Statistical analyses

The difference of each variable between MCB and IDC was analyzed by Chi-Squared tests. The CID were assessed for BCSM and other causes of death. Multivariate SH model was used to assess the BCSS. All the variables were involved in the multivariate SH analysis. HR and 95%CI were calculated. Statistical matching of all variables of MCB and IDC was performed by CEM, which was identified to have the ability to achieve lower levels of imbalance, model dependence, and bias than Propensity Score matching33,34. The standardized difference in means of all variables before and after CEM was calculated. Histograms of the distance measure before and after matching were plotted to estimate the efficacy of CEM. There were 4 histograms provided: the original treated and control groups and the matched treated and control groups. The increase of similarity of matched treated and control groups were considered the success of statistical matching35. The matched data was then analyzed by CIF test and multivariate SH model.

Multivariate SH model-based nomogram was constructed from the multivariate logistic regression model to predict the 5-year and 10-year cause-specific death of MCB patients. Over-fitting can become a serious problem when there are many potential variables in one predict model36. The variable selection was required to improve the prediction, and interpretation of our nomogram. Therefore, penalized variable selection was performed for our SH model by using techniques of least absolute shrinkage and selection operator (LASSO), smoothly clipped absolute deviation (SCAD) and measure–correlate-predict (MCP). The selected variables would be involved in the SH model based nomogram. Internal validation of nomogram was estimated by discrimination and calibration. Discrimination is the ability of a model to distinguish between patients who have an event from those who do not.

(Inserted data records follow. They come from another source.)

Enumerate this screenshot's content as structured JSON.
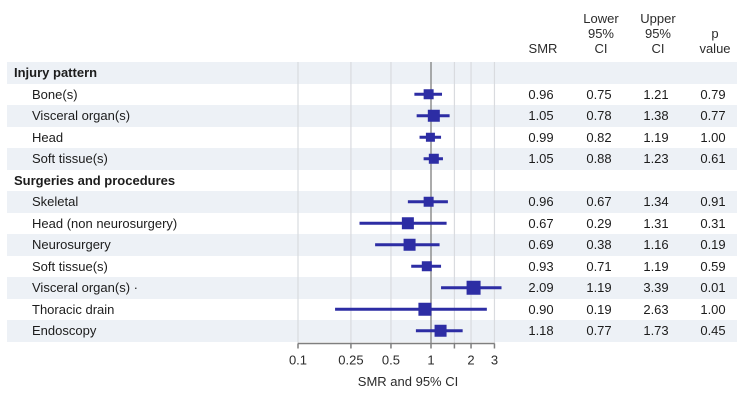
{
  "colors": {
    "marker": "#2d2da4",
    "ci_line": "#2d2da4",
    "row_shading": "#edf1f6",
    "gridline": "#d9dbdf",
    "reference_line": "#8f8f8f",
    "axis": "#7f7f7f",
    "text": "#1c1c1c"
  },
  "header": {
    "smr": "SMR",
    "lower": "Lower\n95%\nCI",
    "upper": "Upper\n95%\nCI",
    "p": "p\nvalue"
  },
  "chart_data": {
    "type": "forest",
    "title": "",
    "xlabel": "SMR and 95% CI",
    "x_scale": "log",
    "xlim": [
      0.1,
      3.5
    ],
    "x_ticks": [
      0.1,
      0.25,
      0.5,
      1,
      2,
      3
    ],
    "x_tick_labels": [
      "0.1",
      "0.25",
      "0.5",
      "1",
      "2",
      "3"
    ],
    "x_minor_ticks": [
      1.5
    ],
    "gridlines": [
      0.1,
      0.25,
      0.5,
      1.5,
      2,
      3
    ],
    "reference_line": 1,
    "rows": [
      {
        "type": "group",
        "label": "Injury pattern"
      },
      {
        "type": "item",
        "label": "Bone(s)",
        "smr": "0.96",
        "lower": "0.75",
        "upper": "1.21",
        "p": "0.79",
        "marker_size": 10
      },
      {
        "type": "item",
        "label": "Visceral organ(s)",
        "smr": "1.05",
        "lower": "0.78",
        "upper": "1.38",
        "p": "0.77",
        "marker_size": 12
      },
      {
        "type": "item",
        "label": "Head",
        "smr": "0.99",
        "lower": "0.82",
        "upper": "1.19",
        "p": "1.00",
        "marker_size": 9
      },
      {
        "type": "item",
        "label": "Soft tissue(s)",
        "smr": "1.05",
        "lower": "0.88",
        "upper": "1.23",
        "p": "0.61",
        "marker_size": 10
      },
      {
        "type": "group",
        "label": "Surgeries and procedures"
      },
      {
        "type": "item",
        "label": "Skeletal",
        "smr": "0.96",
        "lower": "0.67",
        "upper": "1.34",
        "p": "0.91",
        "marker_size": 10
      },
      {
        "type": "item",
        "label": "Head (non neurosurgery)",
        "smr": "0.67",
        "lower": "0.29",
        "upper": "1.31",
        "p": "0.31",
        "marker_size": 12
      },
      {
        "type": "item",
        "label": "Neurosurgery",
        "smr": "0.69",
        "lower": "0.38",
        "upper": "1.16",
        "p": "0.19",
        "marker_size": 12
      },
      {
        "type": "item",
        "label": "Soft tissue(s)",
        "smr": "0.93",
        "lower": "0.71",
        "upper": "1.19",
        "p": "0.59",
        "marker_size": 10
      },
      {
        "type": "item",
        "label": "Visceral organ(s) ·",
        "smr": "2.09",
        "lower": "1.19",
        "upper": "3.39",
        "p": "0.01",
        "marker_size": 14
      },
      {
        "type": "item",
        "label": "Thoracic drain",
        "smr": "0.90",
        "lower": "0.19",
        "upper": "2.63",
        "p": "1.00",
        "marker_size": 13
      },
      {
        "type": "item",
        "label": "Endoscopy",
        "smr": "1.18",
        "lower": "0.77",
        "upper": "1.73",
        "p": "0.45",
        "marker_size": 12
      }
    ]
  }
}
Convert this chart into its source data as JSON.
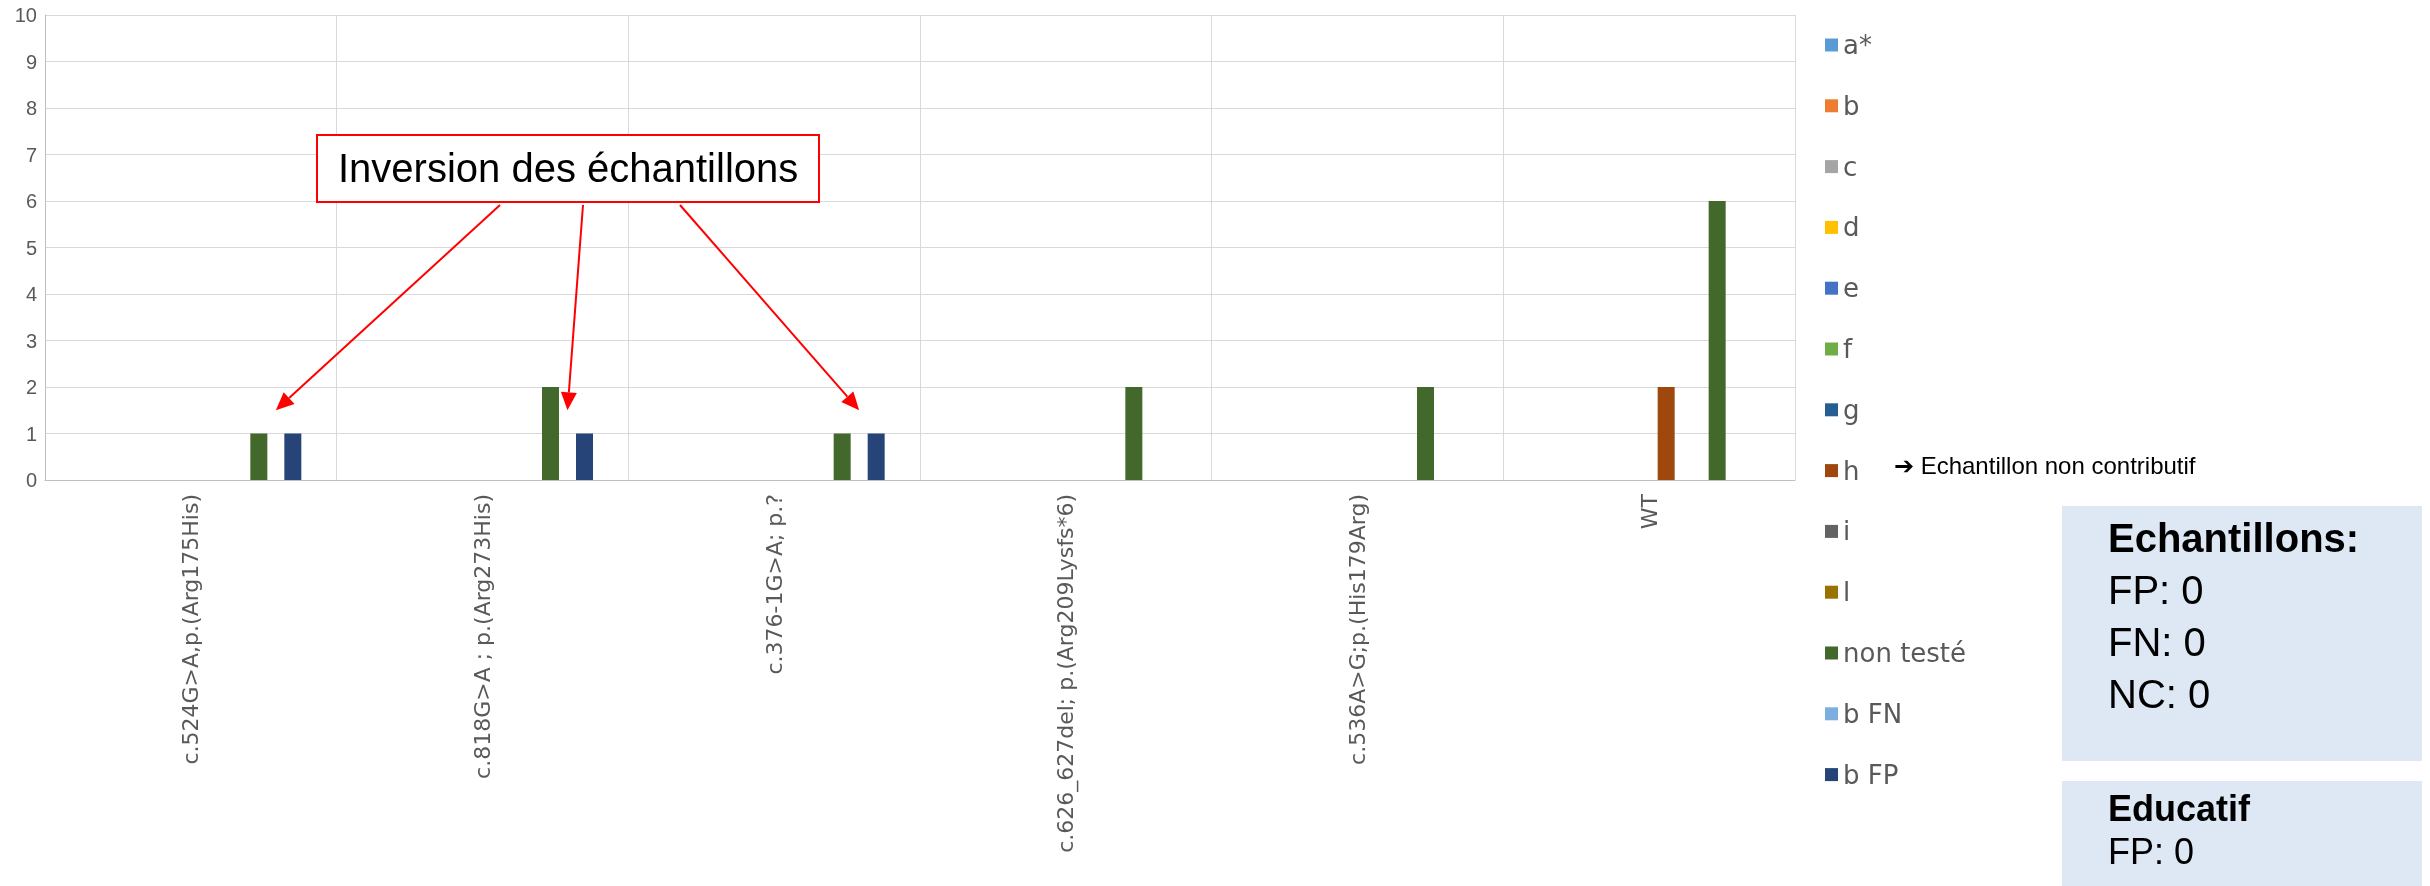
{
  "chart_data": {
    "type": "bar",
    "categories": [
      "c.524G>A,p.(Arg175His)",
      "c.818G>A ; p.(Arg273His)",
      "c.376-1G>A; p.?",
      "c.626_627del; p.(Arg209Lysfs*6)",
      "c.536A>G;p.(His179Arg)",
      "WT"
    ],
    "series": [
      {
        "name": "a*",
        "color": "#5b9bd5",
        "values": [
          0,
          0,
          0,
          0,
          0,
          0
        ]
      },
      {
        "name": "b",
        "color": "#ed7d31",
        "values": [
          0,
          0,
          0,
          0,
          0,
          0
        ]
      },
      {
        "name": "c",
        "color": "#a5a5a5",
        "values": [
          0,
          0,
          0,
          0,
          0,
          0
        ]
      },
      {
        "name": "d",
        "color": "#ffc000",
        "values": [
          0,
          0,
          0,
          0,
          0,
          0
        ]
      },
      {
        "name": "e",
        "color": "#4472c4",
        "values": [
          0,
          0,
          0,
          0,
          0,
          0
        ]
      },
      {
        "name": "f",
        "color": "#70ad47",
        "values": [
          0,
          0,
          0,
          0,
          0,
          0
        ]
      },
      {
        "name": "g",
        "color": "#255e91",
        "values": [
          0,
          0,
          0,
          0,
          0,
          0
        ]
      },
      {
        "name": "h",
        "color": "#9e480e",
        "values": [
          0,
          0,
          0,
          0,
          0,
          2
        ]
      },
      {
        "name": "i",
        "color": "#636363",
        "values": [
          0,
          0,
          0,
          0,
          0,
          0
        ]
      },
      {
        "name": "l",
        "color": "#997300",
        "values": [
          0,
          0,
          0,
          0,
          0,
          0
        ]
      },
      {
        "name": "non testé",
        "color": "#43682b",
        "values": [
          1,
          2,
          1,
          2,
          2,
          6
        ]
      },
      {
        "name": "b FN",
        "color": "#7cafdd",
        "values": [
          0,
          0,
          0,
          0,
          0,
          0
        ]
      },
      {
        "name": "b FP",
        "color": "#264478",
        "values": [
          1,
          1,
          1,
          0,
          0,
          0
        ]
      }
    ],
    "ylim": [
      0,
      10
    ],
    "yticks": [
      0,
      1,
      2,
      3,
      4,
      5,
      6,
      7,
      8,
      9,
      10
    ],
    "grid": true,
    "legend": "right",
    "annotations": [
      "Inversion des échantillons",
      "➔ Echantillon non contributif",
      "Echantillons:\nFP: 0\nFN: 0\nNC: 0",
      "Educatif\nFP: 0"
    ]
  }
}
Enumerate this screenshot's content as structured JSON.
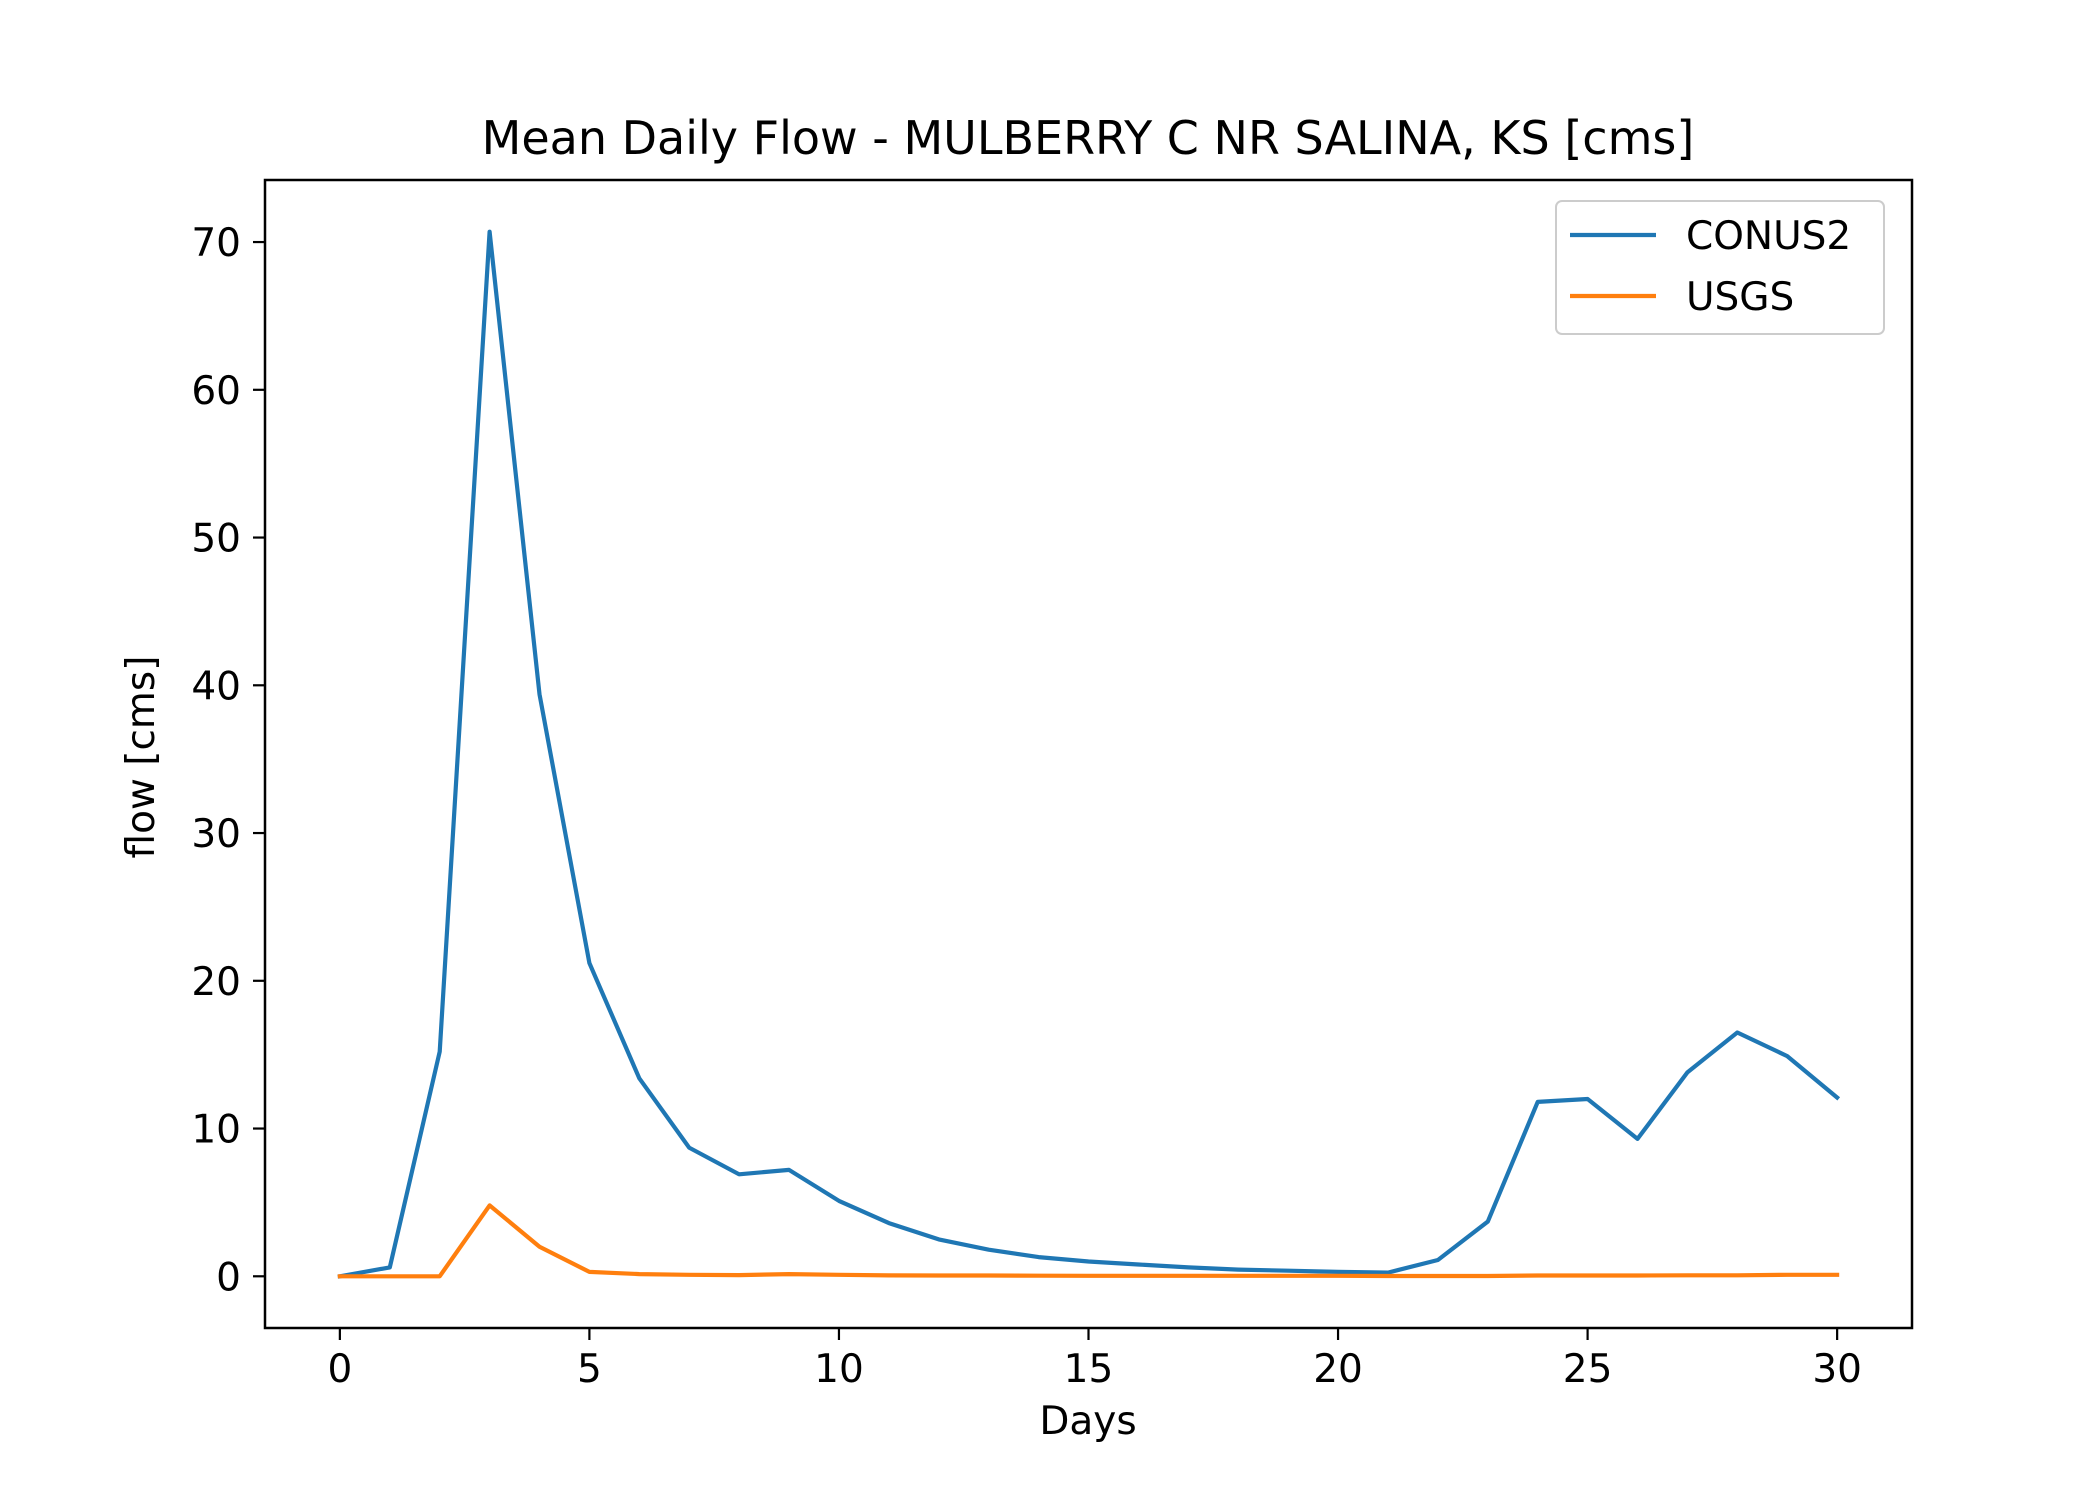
{
  "chart_data": {
    "type": "line",
    "title": "Mean Daily Flow - MULBERRY C NR SALINA, KS [cms]",
    "xlabel": "Days",
    "ylabel": "flow [cms]",
    "xlim": [
      -1.5,
      31.5
    ],
    "ylim": [
      -3.5,
      74.2
    ],
    "xticks": [
      0,
      5,
      10,
      15,
      20,
      25,
      30
    ],
    "yticks": [
      0,
      10,
      20,
      30,
      40,
      50,
      60,
      70
    ],
    "grid": false,
    "legend_position": "upper-right",
    "x": [
      0,
      1,
      2,
      3,
      4,
      5,
      6,
      7,
      8,
      9,
      10,
      11,
      12,
      13,
      14,
      15,
      16,
      17,
      18,
      19,
      20,
      21,
      22,
      23,
      24,
      25,
      26,
      27,
      28,
      29,
      30
    ],
    "series": [
      {
        "name": "CONUS2",
        "color": "#1f77b4",
        "values": [
          0.0,
          0.6,
          15.2,
          70.7,
          39.4,
          21.2,
          13.4,
          8.7,
          6.9,
          7.2,
          5.1,
          3.6,
          2.5,
          1.8,
          1.3,
          1.0,
          0.8,
          0.6,
          0.45,
          0.38,
          0.3,
          0.25,
          1.1,
          3.7,
          11.8,
          12.0,
          9.3,
          13.8,
          16.5,
          14.9,
          12.1
        ]
      },
      {
        "name": "USGS",
        "color": "#ff7f0e",
        "values": [
          0.0,
          0.0,
          0.0,
          4.8,
          2.0,
          0.3,
          0.15,
          0.1,
          0.08,
          0.15,
          0.1,
          0.06,
          0.05,
          0.05,
          0.04,
          0.03,
          0.03,
          0.03,
          0.03,
          0.03,
          0.03,
          0.02,
          0.02,
          0.02,
          0.05,
          0.05,
          0.05,
          0.07,
          0.07,
          0.1,
          0.1
        ]
      }
    ]
  }
}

Calibration assesses how far the predictions are from the actual outcomes28. AUC was evaluated for the discrimination of nomograms. The AUC ranges from 0.5–1.0, with 0.5 indicates the outcomes is completely random and 1.0 indicates the perfect discrimination. Calibration curve was used to assess the calibration by comparing how close the nomogram estimated risk line was to the observed risk line in an axis. The brier score for an event at a time is defined as the expected squared distance between the observed status at that time and the predicted probability. Hence, a smaller value of brier score suggests a better model37. The brier score could account the discrimination and calibration at the same time38. These validation methods of nomogram were performed with 1,000 bootstraps to avoid the bias from overfitting. The bootstraps methodology is commonly used in the internal validation of nomograms whereby the model is iteratively applied to randomly selected sample sets of the original cohort29.

All the statistical analyses were performed using R version 3.4.2. R package “cmprsk” was used to perform the CIF test and multivariate SH analysis. CEM analysis was performed by R package “MatchIt”. The variable selection of SH model was performed by R package “crrp”. The competing risk nomogram was plotted by R packages “mstate” and “regplot”. The AUC and brier score were calculated by R package “riskRegression” and plotted by “ggplot2”. The calibration curve was drawn by R package “riskRegression”. A p-value less than 0.05 was considered statistically significant.